Many prisons have instituted the “court order policy,” which forces a pregnant inmate desiring an abortion to first obtain a court order of release. Although at first glance these policies seem acceptable—inmates are convicted criminals and must remain incarcerated—in actuality they can create dangerous delays that result in higher risk abortions. These policies have also effectively prevented inmates from obtaining elective abortions because by the time the inmate is able to secure a court order, she is past the point of fetal viability.

As a society, we have a duty to defend the Constitutional rights of all of our citizens, not only the ones we favor. Performing this duty is the mark of a civilized society. In the case of incarcerated individuals, society must infringe upon their Constitutional rights due to the nature of their punishment, but the infringements should not occur recklessly or carelessly. Prisons should create their restrictions with great caution. The Supreme Court has ruled that “no iron curtain [is] drawn between the Constitution and the prisons of this country.” Serving prisons’ interests such as safety, cost, and security, while protecting inmates’ Constitutional rights is a delicate balance to strike. Currently, court order policies do not strike the appropriate balance.
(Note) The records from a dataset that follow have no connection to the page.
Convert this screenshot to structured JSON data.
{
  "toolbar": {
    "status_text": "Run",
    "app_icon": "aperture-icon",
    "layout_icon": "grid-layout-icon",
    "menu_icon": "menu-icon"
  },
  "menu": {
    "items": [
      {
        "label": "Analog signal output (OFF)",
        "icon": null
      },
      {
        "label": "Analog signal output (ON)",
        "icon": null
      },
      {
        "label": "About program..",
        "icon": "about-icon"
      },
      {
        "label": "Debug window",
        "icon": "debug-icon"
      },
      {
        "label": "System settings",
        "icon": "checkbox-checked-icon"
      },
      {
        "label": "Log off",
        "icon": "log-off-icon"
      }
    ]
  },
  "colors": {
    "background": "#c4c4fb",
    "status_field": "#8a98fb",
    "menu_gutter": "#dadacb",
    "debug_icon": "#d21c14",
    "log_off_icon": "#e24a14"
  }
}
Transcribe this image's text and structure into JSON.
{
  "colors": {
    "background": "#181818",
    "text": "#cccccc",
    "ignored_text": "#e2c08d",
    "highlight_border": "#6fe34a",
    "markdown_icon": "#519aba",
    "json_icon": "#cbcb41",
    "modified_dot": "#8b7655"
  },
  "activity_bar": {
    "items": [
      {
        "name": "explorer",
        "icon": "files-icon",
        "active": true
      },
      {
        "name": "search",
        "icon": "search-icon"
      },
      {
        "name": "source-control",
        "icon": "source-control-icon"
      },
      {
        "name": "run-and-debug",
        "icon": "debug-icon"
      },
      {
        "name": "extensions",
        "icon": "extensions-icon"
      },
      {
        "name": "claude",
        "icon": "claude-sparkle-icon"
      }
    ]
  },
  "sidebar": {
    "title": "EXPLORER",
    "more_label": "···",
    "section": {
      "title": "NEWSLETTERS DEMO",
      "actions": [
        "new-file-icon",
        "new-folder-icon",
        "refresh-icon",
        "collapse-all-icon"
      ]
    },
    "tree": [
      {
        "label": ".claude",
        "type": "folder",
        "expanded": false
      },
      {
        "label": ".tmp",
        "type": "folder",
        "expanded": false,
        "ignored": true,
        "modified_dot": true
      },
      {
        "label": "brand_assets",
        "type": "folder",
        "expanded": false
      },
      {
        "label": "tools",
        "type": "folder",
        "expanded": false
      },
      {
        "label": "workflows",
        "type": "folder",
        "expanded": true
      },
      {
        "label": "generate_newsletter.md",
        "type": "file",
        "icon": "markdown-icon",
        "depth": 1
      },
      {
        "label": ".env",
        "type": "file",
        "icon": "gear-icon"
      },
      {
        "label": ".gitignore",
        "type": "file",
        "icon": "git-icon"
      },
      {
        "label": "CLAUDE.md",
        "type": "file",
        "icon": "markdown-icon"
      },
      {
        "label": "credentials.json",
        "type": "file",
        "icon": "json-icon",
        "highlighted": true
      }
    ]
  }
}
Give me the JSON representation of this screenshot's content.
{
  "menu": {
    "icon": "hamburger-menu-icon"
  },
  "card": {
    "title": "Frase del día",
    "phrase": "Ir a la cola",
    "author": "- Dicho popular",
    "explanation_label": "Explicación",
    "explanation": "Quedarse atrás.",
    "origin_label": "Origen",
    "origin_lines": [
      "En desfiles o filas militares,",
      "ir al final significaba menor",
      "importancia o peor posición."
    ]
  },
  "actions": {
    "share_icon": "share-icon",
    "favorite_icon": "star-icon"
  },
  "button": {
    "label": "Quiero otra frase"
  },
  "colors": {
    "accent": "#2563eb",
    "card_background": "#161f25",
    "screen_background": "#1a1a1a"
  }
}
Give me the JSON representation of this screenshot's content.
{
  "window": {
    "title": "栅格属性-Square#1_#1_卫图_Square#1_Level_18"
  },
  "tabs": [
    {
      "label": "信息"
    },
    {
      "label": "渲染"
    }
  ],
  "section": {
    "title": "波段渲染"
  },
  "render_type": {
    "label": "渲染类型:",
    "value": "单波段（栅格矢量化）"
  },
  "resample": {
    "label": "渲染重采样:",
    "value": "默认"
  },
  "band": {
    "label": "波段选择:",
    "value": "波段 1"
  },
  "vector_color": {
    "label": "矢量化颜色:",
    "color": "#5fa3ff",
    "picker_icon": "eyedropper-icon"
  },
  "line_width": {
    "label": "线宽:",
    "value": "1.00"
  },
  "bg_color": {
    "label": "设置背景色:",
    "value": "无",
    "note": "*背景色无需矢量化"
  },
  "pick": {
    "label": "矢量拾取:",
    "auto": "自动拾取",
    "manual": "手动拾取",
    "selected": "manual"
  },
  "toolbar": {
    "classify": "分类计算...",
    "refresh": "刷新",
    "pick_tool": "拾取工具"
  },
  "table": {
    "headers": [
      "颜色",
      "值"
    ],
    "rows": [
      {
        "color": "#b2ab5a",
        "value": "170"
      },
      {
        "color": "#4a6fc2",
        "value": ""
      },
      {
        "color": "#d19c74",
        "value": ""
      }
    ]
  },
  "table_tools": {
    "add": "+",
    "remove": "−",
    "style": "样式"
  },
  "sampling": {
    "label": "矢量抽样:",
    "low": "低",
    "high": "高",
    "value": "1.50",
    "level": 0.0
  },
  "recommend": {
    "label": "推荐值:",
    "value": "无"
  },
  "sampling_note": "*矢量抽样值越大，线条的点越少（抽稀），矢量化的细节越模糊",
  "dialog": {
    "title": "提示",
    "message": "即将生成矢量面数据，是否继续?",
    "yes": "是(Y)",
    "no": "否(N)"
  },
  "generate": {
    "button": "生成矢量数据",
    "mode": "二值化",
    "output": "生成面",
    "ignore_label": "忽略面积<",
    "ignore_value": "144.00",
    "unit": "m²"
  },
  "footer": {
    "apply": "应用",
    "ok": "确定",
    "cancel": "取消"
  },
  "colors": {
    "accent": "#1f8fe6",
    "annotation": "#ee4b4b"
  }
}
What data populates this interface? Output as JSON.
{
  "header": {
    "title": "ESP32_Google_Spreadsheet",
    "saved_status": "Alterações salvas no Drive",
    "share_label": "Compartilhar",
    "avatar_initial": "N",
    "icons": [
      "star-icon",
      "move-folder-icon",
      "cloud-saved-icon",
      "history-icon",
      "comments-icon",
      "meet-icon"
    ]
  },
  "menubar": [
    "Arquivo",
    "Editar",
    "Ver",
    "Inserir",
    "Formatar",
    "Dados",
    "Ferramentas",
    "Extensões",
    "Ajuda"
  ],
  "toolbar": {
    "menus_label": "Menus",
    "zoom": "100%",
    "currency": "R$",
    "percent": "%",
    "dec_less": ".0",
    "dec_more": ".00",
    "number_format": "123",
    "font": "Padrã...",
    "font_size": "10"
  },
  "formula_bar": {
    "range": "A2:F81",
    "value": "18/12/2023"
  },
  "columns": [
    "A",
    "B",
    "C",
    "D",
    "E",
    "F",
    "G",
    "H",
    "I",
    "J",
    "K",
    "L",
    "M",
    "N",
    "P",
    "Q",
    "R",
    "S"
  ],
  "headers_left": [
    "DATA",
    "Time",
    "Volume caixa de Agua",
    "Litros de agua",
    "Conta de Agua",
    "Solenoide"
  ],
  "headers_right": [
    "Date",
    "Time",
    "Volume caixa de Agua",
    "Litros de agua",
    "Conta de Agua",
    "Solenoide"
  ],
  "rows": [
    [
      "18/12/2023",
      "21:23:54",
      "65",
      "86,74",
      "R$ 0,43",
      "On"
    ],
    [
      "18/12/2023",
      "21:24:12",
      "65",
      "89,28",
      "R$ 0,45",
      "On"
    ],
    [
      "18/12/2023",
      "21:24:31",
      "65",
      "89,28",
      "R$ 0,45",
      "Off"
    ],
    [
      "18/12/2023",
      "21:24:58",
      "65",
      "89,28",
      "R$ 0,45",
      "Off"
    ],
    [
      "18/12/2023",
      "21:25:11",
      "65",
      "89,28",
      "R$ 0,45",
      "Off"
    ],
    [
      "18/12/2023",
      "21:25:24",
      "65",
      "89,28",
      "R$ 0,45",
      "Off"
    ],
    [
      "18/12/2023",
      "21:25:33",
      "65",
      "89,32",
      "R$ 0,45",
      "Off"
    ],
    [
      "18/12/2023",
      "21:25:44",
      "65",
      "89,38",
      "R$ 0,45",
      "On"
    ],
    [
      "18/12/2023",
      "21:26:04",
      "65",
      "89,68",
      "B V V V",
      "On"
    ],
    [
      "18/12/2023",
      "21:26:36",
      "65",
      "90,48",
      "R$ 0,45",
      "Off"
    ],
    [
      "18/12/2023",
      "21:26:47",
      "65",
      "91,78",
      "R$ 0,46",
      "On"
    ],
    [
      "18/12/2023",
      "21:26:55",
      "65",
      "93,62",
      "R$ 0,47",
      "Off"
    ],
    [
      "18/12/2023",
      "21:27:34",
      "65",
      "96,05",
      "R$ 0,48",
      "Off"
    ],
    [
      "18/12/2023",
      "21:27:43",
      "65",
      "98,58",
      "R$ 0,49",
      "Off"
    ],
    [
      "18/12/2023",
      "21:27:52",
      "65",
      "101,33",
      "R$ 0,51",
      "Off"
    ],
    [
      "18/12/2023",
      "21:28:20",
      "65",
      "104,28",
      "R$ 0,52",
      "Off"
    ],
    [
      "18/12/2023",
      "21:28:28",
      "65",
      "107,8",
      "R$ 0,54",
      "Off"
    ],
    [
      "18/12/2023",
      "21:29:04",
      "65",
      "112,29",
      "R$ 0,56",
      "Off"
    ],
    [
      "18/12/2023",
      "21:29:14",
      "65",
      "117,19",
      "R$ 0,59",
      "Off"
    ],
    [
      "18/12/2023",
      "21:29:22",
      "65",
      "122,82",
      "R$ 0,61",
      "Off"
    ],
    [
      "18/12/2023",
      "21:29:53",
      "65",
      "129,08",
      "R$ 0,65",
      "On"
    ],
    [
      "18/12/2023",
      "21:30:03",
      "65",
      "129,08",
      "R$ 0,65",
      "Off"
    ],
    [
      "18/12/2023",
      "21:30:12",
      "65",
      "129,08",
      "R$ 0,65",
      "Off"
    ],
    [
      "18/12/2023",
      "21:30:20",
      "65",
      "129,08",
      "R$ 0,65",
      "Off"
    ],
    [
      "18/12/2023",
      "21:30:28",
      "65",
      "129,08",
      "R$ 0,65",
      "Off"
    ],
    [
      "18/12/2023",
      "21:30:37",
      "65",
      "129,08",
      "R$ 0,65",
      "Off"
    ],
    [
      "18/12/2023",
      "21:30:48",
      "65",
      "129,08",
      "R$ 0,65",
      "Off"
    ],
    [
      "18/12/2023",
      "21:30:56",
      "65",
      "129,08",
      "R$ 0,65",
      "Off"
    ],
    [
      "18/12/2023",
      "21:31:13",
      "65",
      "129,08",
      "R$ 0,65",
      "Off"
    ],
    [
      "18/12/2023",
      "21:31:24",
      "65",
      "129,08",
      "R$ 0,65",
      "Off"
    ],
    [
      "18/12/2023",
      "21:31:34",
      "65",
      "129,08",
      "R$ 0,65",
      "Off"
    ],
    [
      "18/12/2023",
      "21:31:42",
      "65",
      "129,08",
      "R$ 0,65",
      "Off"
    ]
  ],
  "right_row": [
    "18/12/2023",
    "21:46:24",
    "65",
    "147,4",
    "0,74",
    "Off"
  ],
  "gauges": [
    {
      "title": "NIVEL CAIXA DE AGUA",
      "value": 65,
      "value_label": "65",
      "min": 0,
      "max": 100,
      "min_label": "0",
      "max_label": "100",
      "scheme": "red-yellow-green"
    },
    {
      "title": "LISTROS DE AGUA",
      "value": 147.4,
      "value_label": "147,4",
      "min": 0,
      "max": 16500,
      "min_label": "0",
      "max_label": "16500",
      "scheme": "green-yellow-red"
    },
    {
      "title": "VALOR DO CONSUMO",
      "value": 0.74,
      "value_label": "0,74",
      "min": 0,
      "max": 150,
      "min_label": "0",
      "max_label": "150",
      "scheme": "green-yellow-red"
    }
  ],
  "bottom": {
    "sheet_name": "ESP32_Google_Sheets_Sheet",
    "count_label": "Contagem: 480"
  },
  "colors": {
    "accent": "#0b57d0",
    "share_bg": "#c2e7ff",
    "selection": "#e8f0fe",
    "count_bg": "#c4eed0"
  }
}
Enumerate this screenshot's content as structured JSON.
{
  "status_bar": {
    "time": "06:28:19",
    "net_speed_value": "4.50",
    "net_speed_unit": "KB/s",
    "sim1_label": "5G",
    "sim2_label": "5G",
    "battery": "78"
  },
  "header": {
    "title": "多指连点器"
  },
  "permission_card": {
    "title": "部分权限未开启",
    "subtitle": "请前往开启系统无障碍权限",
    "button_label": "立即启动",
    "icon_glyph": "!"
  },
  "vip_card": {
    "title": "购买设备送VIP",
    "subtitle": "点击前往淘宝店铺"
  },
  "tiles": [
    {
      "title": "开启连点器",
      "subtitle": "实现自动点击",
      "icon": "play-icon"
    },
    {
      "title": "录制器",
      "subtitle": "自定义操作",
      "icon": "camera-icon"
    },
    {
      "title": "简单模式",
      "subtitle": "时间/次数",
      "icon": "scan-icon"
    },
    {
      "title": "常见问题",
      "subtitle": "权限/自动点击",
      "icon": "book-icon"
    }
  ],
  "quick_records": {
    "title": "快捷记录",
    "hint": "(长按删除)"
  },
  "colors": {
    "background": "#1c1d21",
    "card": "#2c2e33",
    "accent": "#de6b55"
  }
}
Rather than instituting an arbitrary policy that does nothing but create unnecessary burdens on inmates seeking abortions, prisons could still serve penological interests by qualifying elective abortion as a serious medical need. Instead of forcing the inmate to go through the rigmarole of obtaining a court order of release, the prison could easily provide the inmate with an abortion, the same as if it were to provide prenatal care to the inmate had she chosen to carry the fetus to term. In order to uphold the integrity of our Constitution, prisons should abolish the court order policy and replace it with a policy protecting inmates’ free reproductive choice.